F’r soldiers, we answered,—me ’nd Jim,—

He havin’ his opinyin uv me,

’Nd I havin’ my opinyin uv him.

But down in Tennessee one night

Ther’ wuz sound uv firin’ fur away,

’Nd the sergeant allowed ther’d be a fight

With the Johnnie Rebs some time nex’ day;

’Nd as I wuz thinkin’ uv Lizzie ’nd home

Jim stood afore me, long ’nd slim,—

He havin’ his opinyin uv me,

’Nd I havin’ my opinyin uv him.

Seemed like we knew there wuz goin’ to be

Serious trouble f’r me ’nd him;

Us two shuck hands, did Jim ’nd me,

But never a word from me or Jim!

He went his way ’nd I went mine,

’Nd into the battle’s roar went we,—

I havin’ my opinyin of Jim,

’Nd he havin’ his opinyin uv me.

Jim never came back from the war again,

But I hain’t forgot that last, last night

When, waitin’ f’r orders, us two men

Made up ’nd shuck hands, afore the fight,

’Nd after it all, it’s soothin’ to know

That here I be ’nd younder’s Jim,—

He havin’ his opinyin uv me,

’Nd I havin’ my opinyin uv him.

LITTLE BOY BLUE[[10]]

The little toy dog is covered with dust,

But sturdy and staunch he stands;

The little toy soldier is red with rust,

And his musket moulds in his hands.

Time was when the little toy dog was new,

And the soldier was passing fair;

And that was the time when our Little Boy Blue

Kissed them and put them there.

“Now don’t you go till I come,” he said,

“And don’t you make any noise!”

So, toddling off to his trundle bed,

He dreamt of the pretty toys;

And, as he was dreaming, an angel song

Awakened our Little Boy Blue—

Oh! the years are many, the years are long,

But the little toy friends are true!

Ay, faithful to Little Boy Blue they stand,

Each in the same old place,

Awaiting the touch of a little hand,

The smile of a little face;

And they wonder, as waiting the long years through

In the dust of that little chair,

What has become of our Little Boy Blue,

Since he kissed them and put them there.

SEEIN’ THINGS[[11]]

I ain’t afraid uv snakes or toads, or bugs or worms or mice,

An’ things ’at girls are skeered uv I think are awful nice!

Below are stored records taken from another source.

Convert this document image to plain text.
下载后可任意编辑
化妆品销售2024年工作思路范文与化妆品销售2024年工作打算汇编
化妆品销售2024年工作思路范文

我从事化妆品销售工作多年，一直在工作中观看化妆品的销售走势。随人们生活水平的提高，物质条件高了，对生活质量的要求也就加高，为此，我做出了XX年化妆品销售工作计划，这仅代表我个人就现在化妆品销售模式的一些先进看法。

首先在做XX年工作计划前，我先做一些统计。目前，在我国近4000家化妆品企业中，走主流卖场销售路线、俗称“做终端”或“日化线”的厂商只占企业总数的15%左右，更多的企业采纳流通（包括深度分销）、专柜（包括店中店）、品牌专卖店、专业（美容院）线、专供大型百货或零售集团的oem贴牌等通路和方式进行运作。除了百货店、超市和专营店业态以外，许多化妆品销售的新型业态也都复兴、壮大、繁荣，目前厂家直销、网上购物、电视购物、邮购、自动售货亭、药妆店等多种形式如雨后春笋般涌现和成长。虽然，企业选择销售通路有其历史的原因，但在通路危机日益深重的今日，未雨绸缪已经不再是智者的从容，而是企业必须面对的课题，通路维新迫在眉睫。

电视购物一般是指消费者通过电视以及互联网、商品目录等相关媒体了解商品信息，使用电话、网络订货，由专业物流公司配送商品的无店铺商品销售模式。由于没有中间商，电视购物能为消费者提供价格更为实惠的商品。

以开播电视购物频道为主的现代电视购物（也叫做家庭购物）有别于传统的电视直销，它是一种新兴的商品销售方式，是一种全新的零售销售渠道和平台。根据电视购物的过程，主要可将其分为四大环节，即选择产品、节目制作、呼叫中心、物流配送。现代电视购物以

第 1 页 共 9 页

I’m pretty brave I guess; an’ yet I hate to go to bed,

For, when I’m tucked up warm an’ snug an’ when my prayers are said,

Mother tells me “Happy Dreams” an’ takes away the light,

An’ leaves me lyin’ all alone an’ seein’ things at night!

Sometimes they’re in the corner, sometimes they’re by the door,

Sometimes they’re all a-standin’ in the middle uv the floor;

Sometimes they are a-sittin’ down, sometimes they’re walkin’ round

So softly and so creepy-like they never make a sound!

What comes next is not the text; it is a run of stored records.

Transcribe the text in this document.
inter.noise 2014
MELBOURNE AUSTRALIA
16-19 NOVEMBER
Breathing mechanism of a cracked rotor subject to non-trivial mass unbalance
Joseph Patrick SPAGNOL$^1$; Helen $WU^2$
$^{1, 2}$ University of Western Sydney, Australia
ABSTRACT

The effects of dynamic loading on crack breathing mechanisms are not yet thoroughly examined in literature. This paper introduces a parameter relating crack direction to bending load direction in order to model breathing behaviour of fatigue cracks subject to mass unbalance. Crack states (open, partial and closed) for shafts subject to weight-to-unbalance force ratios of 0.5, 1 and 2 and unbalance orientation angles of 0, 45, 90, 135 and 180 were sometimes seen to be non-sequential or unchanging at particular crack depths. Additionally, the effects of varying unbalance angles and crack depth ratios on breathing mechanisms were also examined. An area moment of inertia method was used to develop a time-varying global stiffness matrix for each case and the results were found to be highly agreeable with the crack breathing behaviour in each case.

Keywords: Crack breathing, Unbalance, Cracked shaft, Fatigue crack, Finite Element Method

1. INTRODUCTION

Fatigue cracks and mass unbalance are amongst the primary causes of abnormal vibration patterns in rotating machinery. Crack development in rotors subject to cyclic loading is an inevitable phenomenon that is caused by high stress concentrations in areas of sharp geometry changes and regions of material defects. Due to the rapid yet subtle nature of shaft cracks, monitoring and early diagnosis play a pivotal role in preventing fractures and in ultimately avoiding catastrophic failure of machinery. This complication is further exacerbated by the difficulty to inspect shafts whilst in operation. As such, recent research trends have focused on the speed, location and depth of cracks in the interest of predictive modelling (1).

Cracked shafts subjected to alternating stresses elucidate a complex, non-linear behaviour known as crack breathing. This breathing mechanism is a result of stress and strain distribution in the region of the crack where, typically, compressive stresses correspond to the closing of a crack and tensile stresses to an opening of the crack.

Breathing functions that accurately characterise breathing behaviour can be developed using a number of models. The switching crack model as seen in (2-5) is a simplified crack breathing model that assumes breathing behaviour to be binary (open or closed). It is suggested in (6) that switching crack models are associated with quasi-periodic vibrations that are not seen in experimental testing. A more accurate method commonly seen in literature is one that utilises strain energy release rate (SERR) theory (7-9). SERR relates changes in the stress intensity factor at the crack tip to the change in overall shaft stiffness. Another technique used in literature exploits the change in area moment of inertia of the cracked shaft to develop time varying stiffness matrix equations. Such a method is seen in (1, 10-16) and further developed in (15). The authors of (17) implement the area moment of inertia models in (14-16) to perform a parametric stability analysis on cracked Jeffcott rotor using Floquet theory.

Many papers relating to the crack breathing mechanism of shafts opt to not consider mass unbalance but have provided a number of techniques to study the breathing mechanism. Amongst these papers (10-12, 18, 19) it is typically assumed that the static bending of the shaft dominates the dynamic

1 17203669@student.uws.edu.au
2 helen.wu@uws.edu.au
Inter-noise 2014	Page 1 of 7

Sometimes they are as black as ink, an’ other times they’re white—

But color ain’t no difference when you see things at night!

Once, when I licked a feller ’at had just moved on our street,

An’ father sent me up to bed without a bite to eat,

I woke up in the dark an’ saw things standin’ in a row,

A-lookin’ at me cross-eyed an’ p’intin’ at me—so!

Oh, my! I wuz so skeered ’at time I never slep’ a mite—

It’s almost alluz when I’m bad I see things at night!

Lucky thing I ain’t a girl or I’d be skeered to death!

Bein’ I’m a boy, I duck my head an’ hold my breath.